Na virada dos anos 1960 para os 1970, nos Estados Unidos, quem queria se dar bem na indústria musical tinha um lugar para ir: Los Angeles. As gravadoras e os empresários estavam todos lá. E por um curto momento, na década, os nomes mais poderosos do mercado passaram a prestar atenção a um novo movimento de artistas.

Essa turma deixava de lado grandes experimentações progressivas e jams psicodélicas, e fazia canções simples, que falavam das agruras da vida: Joni Mitchell, David Crosby, Neil Young, Tim Buckley.

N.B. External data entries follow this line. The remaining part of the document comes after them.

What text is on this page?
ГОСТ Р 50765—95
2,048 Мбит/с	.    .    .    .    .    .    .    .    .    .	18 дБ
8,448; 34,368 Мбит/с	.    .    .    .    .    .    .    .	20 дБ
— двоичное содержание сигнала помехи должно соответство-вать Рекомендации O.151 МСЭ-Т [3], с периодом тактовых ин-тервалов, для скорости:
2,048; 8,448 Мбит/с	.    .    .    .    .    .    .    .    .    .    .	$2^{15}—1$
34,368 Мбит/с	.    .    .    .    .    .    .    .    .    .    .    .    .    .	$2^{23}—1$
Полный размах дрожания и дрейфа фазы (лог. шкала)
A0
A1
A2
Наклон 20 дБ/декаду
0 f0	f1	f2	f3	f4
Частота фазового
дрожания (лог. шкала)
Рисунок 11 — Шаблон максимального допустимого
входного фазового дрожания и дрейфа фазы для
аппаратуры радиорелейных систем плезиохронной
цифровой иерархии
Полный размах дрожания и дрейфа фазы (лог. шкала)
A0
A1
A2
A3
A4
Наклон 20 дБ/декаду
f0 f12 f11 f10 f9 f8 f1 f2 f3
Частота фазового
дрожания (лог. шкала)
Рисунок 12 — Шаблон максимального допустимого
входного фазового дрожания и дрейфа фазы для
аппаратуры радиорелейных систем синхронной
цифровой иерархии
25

As raízes estavam no folk da década anterior, incluindo artistas como Bob Dylan e os projetos anteriores desses próprios novos nomes, como Buffalo Springfield e Crosby, Stills, Nash & Young.

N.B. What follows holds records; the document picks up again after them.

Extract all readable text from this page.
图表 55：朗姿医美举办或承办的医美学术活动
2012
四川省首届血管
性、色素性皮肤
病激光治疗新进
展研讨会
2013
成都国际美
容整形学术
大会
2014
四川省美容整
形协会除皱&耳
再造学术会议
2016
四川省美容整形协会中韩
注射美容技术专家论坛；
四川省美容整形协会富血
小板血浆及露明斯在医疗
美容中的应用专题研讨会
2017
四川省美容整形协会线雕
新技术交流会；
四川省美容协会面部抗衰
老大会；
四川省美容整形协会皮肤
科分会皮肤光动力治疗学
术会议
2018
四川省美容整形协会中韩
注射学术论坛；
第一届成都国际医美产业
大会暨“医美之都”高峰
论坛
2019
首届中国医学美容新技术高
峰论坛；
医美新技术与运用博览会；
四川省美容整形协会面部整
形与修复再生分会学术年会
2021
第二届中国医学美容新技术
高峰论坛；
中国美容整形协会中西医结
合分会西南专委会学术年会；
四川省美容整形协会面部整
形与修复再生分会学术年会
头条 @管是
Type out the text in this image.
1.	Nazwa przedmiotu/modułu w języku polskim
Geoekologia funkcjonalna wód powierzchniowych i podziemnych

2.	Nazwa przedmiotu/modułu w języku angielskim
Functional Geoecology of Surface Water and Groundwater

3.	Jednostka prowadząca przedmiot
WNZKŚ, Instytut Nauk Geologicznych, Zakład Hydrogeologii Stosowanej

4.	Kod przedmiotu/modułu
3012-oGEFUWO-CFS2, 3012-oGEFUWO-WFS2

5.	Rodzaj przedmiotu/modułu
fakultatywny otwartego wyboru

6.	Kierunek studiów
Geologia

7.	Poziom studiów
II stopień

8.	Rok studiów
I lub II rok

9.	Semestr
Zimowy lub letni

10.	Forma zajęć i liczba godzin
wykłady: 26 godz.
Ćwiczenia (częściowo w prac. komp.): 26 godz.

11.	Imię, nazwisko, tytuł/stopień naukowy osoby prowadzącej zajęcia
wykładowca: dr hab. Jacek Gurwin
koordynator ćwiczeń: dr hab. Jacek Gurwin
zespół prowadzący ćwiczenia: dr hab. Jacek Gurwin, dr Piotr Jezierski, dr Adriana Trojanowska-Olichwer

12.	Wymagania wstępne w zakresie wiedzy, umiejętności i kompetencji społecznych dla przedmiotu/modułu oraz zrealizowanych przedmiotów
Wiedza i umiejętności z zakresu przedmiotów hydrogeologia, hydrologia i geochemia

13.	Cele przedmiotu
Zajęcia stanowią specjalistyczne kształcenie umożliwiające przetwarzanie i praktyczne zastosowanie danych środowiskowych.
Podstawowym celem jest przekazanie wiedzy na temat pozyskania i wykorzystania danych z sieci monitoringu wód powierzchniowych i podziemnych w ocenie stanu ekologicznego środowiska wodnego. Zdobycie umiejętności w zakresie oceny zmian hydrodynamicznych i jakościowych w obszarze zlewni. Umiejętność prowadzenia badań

O que pouca gente sabia é que houve um movimento análogo a esse (e bastante inspirado nessa galera aí) lá no… Japão. Nos anos 1960, em Tóquio, uma rapaziada de olhos puxados e violão debaixo do braço corria para os cafés de Dogenzaka, distrito de Shibuya, para conferir shows de jazz e rock, e mostrar seu trabalho. Já a região de Kansai era o lugar dos artistas mais politizados e críticos do país.

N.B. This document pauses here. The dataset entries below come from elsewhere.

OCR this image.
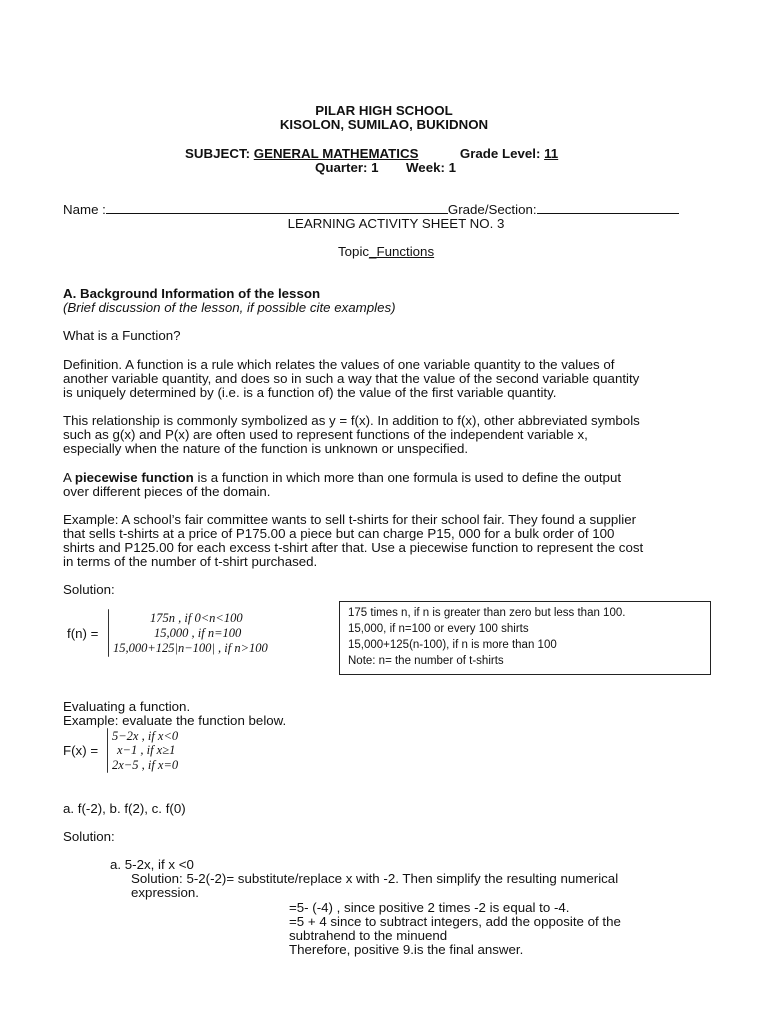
PILAR HIGH SCHOOL
KISOLON, SUMILAO, BUKIDNON
SUBJECT: GENERAL MATHEMATICS	Grade Level: 11
Quarter: 1 Week: 1
Name :	Grade/Section:
LEARNING ACTIVITY SHEET NO. 3
Topic_Functions
A. Background Information of the lesson
(Brief discussion of the lesson, if possible cite examples)
What is a Function?
Definition. A function is a rule which relates the values of one variable quantity to the values of
another variable quantity, and does so in such a way that the value of the second variable quantity
is uniquely determined by (i.e. is a function of) the value of the first variable quantity.
This relationship is commonly symbolized as y = f(x). In addition to f(x), other abbreviated symbols
such as g(x) and P(x) are often used to represent functions of the independent variable x,
especially when the nature of the function is unknown or unspecified.
A piecewise function is a function in which more than one formula is used to define the output
over different pieces of the domain.
Example: A school’s fair committee wants to sell t-shirts for their school fair. They found a supplier
that sells t-shirts at a price of P175.00 a piece but can charge P15, 000 for a bulk order of 100
shirts and P125.00 for each excess t-shirt after that. Use a piecewise function to represent the cost
in terms of the number of t-shirt purchased.
Solution:
f(n) =
175n , if 0<n<100
15,000 , if n=100
15,000+125|n−100| , if n>100
175 times n, if n is greater than zero but less than 100.
15,000, if n=100 or every 100 shirts
15,000+125(n-100), if n is more than 100
Note: n= the number of t-shirts
Evaluating a function.
Example: evaluate the function below.
F(x) =
5−2x , if x<0
x−1 , if x≥1
2x−5 , if x=0
a. f(-2), b. f(2), c. f(0)
Solution:
a. 5-2x, if x <0
Solution: 5-2(-2)= substitute/replace x with -2. Then simplify the resulting numerical
expression.
=5- (-4) , since positive 2 times -2 is equal to -4.
=5 + 4 since to subtract integers, add the opposite of the
subtrahend to the minuend
Therefore, positive 9.is the final answer.
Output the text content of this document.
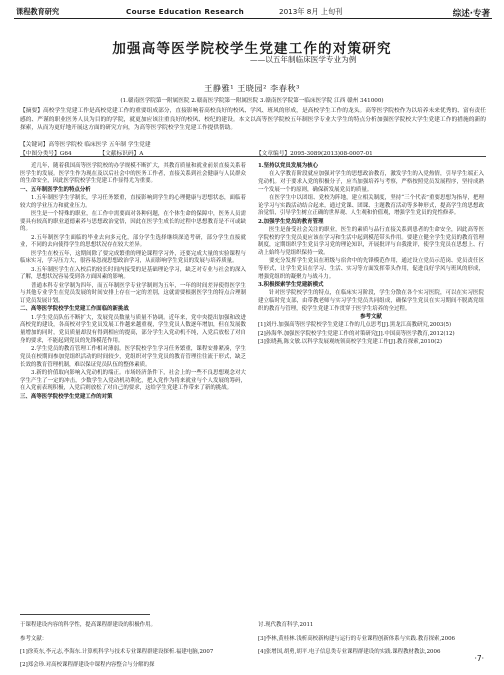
课程教育研究	Course Education Research	2013年 8月 上旬刊	综述·专著
加强高等医学院校学生党建工作的对策研究
——以五年制临床医学专业为例
王静雅¹ 王晓园² 李春秋³
(1.赣南医学院第一附属医院 2.赣南医学院第一附属医院 3.赣南医学院第一临床医学院 江西 赣州 341000)
【摘要】高校学生党建工作是高校党建工作的重要组成部分，直接影响着高校良好的校风、学风、班风的形成，是高校学生工作的龙头。高等医学院校作为以培养未来优秀的、富有责任感的、严谨的职业医务人员为目的的学院，就更加应该注重良好的校风、校纪的建设。本文以高等医学院校五年制医学专业大学生的特点分析加强医学院校大学生党建工作的措施的新的探索，从而为更好地开展这方面的研究方向，为高等医学院校学生党建工作提供帮助。
【关键词】高等医学院校 临床医学 五年制 学生党建
【中图分类号】G64	【文献标识码】A	【文章编号】2095-3089(2013)08-0007-01

近几年，随着我国高等医学院校的办学规模不断扩大，其教育质量和就业前景直接关系着医学生的发展。医学生作为现在及以后社会中的医务工作者，直接关系到社会健康与人民群众的生命安全，因此医学院校学生党建工作显得尤为重要。

一、五年制医学生的特点分析

1.五年制医学生学制长，学习任务繁重，直接影响到学生的心理健康与思想状态，面临着较大的学业压力和就业压力。

医生是一个特殊的职业，在工作中需要面对各种问题，在个体生命的保障中，医务人员需要具有较高的职业道德素养与思想政治觉悟，因此在医学生成长的过程中思想教育是不可或缺的。

2.五年制医学生面临的毕业去向多元化，部分学生选择继续深造考研，部分学生直接就业，不同的去向使得学生的思想状况存在较大差异。

医学生在校五年，这期间除了要完成繁重的理论课程学习外，还要完成大量的实验课程与临床实习，学习压力大，很容易忽视思想政治学习，从而影响学生党员的发展与培养质量。

3.五年制医学生在入校后的较长时间内接受的是基础理论学习，缺乏对专业与社会的深入了解，思想状况容易受到各方面因素的影响。

普通本科专业学制为四年，而五年制医学专业学制则为五年，一年的时间差异使得医学生与其他专业学生在党员发展的时间安排上存在一定的差别，这就需要根据医学生的特点合理制订党员发展计划。

二、高等医学院校学生党建工作面临的新挑战

1.学生党员队伍不断扩大，发展党员数量与质量不协调。近年来，党中央提出加强和改进高校党的建设，各高校对学生党员发展工作越来越重视，学生党员人数逐年增加，但在发展数量增加的同时，党员质量却没有得到相应的提高，部分学生入党动机不纯，入党后放松了对自身的要求，不能起到党员的先锋模范作用。

2.学生党员的教育管理工作相对薄弱。医学院校学生学习任务繁重，课程安排紧凑，学生党员在校期间参加党组织活动的时间较少，党组织对学生党员的教育管理往往流于形式，缺乏长效的教育管理机制，难以保证党员队伍的整体素质。

3.新的价值取向影响入党动机的端正。市场经济条件下，社会上的一些不良思想观念对大学生产生了一定的冲击，少数学生入党动机功利化，把入党作为将来就业与个人发展的筹码，在入党前表现积极，入党后则放松了对自己的要求，这给学生党建工作带来了新的挑战。

三、高等医学院校学生党建工作的对策

1.坚持以党员发展为核心

在入学教育阶段就应加强对学生的思想政治教育，激发学生的入党热情，引导学生端正入党动机。对于要求入党的积极分子，应当加强培养与考察，严格按照党员发展程序，坚持成熟一个发展一个的原则，确保新发展党员的质量。

在医学生中以团组、党校为阵地，建立相关制度，坚持“三个代表”重要思想为指导，把理论学习与实践活动结合起来，通过党课、团课、主题教育活动等多种形式，提高学生的思想政治觉悟，引导学生树立正确的世界观、人生观和价值观，增强学生党员的党性修养。

2.加强学生党员的教育管理

医生是备受社会关注的职业，医生的素质与品行直接关系到患者的生命安全，因此高等医学院校的学生党员更应该在学习和生活中起到模范带头作用。要建立健全学生党员的教育管理制度，定期组织学生党员学习党的理论知识，开展批评与自我批评，使学生党员在思想上、行动上始终与党组织保持一致。

要充分发挥学生党员在班级与宿舍中的先锋模范作用，通过设立党员示范岗、党员责任区等形式，让学生党员在学习、生活、实习等方面发挥带头作用，促进良好学风与班风的形成，增强党组织的凝聚力与战斗力。

3.积极探索学生党建新模式

针对医学院校学生的特点，在临床实习阶段，学生分散在各个实习医院，可以在实习医院建立临时党支部，由带教老师与实习学生党员共同组成，确保学生党员在实习期间不脱离党组织的教育与管理，使学生党建工作贯穿于医学生培养的全过程。

参考文献

[1]刘丹.加强高等医学院校学生党建工作的几点思考[J].黑龙江高教研究,2003(5)

[2]孙海华.加强医学院校学生党建工作的对策研究[J].中国高等医学教育,2012(12)

[3]张晓燕,陈文敏.以科学发展观统领高校学生党建工作[J].教育探索,2010(2)

于课程建设内容的科学性，提高课程群建设的积极作用。

参考文献：

[1]徐英东,李元志,李海东.计算机科学与技术专业课程群建设探析.福建电脑,2007

[2]郑会珍.对高校课程群建设中课程内容整合与分解的探

讨.现代教育科学,2011

[3]李林,黄桂林.浅析高校新构建与运行的专业课程创新体系与实践.教育探索,2006

[4]张增国,胡勇,胡平.电子信息类专业课程群建设的实践.课程教材教法,2006

·7·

Em torno disso, ainda gravitavam artistas mais ligados ao blues e ao rock psicodélico, que chegavam um tanto atrasados a um país cuja maior atividades nos anos anteriores tinha sido recuperar-se economicamente e transformar-se (a custa do que fosse) numa grande nação após a Segunda Guerra Mundial. Com vários protestos estudantis rolando em todo o mundo, essa galera constituiu o chamado angura (underground) local.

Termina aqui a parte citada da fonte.